The Federal Capital Territory Administration (FCTA) said it has banned the activities of scavengers from Abuja city centre.
It said such persons, popularly as baban bola, have been restricted to the official dump sites in the city.
This was disclosed in a statement sent to PREMIUM TIMES on Wednesday evening and signed by the Special Assistant media to FCT minister, Abubakar Sani.
According to the statement, the Secretary, FCTA Social Development Secretariat, Ladi Hassan, said the action was necessitated by outcries from residents to the effect that many valuables have been lost to scavengers in the territory.
Mr Hassan said many public utilities have been targets for vandalism and robbery activities that carried the footprints of “Baban Bola” operatives.
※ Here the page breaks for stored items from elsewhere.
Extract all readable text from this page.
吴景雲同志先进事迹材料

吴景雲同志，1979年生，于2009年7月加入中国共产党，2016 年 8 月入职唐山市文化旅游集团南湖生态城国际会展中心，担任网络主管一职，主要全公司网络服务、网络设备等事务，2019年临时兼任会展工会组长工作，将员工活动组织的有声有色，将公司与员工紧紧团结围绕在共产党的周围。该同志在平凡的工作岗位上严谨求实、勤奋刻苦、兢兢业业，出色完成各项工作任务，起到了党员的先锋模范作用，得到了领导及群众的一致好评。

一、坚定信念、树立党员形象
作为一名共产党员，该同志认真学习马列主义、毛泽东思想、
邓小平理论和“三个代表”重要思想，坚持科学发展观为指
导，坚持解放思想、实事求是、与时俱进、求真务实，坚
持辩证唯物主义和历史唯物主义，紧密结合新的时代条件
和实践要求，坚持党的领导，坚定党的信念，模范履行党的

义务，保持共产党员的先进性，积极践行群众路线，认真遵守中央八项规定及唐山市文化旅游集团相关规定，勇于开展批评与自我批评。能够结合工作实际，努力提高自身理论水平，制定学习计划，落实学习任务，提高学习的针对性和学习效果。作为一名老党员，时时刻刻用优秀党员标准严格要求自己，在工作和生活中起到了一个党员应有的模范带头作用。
Mr Hassan said the scavengers have been involved in many criminal activities from petty stealing to armed robbery, vandalism of public utilities and other forms of crime and criminality.
“Baba Bolas are to operate only at the Gousa, Karshi, Bwari, Gwagwalada, Kwali, Abaji and Kuje approved dumpsites as opposed to moving from one neighbourhood to another collecting waste objects across the city of Abuja,” he said.
“In furtherance of the commitment of the Administration to protect and secure lives and property of all residents of the Territory and in accordance with section 35 sub-section 1(i) of the AEPB Act of 1997, which prohibits the collection and disposal of refuse without authorization, the FCT Administration hereby bans scavengers a.k.a Baban Bola from collecting, disposing of refuse, trespassing on refuse bins or similar activities in any part of the Federal Capital City,” he said
The Secretary requested the security agencies to arrest and prosecute anyone found to be violating the directive and plying their trade outside the official dumpsites.
The statement also said the FCTA had given May 2018 deadline to the group to seize their indiscriminate activities in the territory after it held a meeting with the leadership of the Abuja chapter of Baban Bola and craftsmanship last April.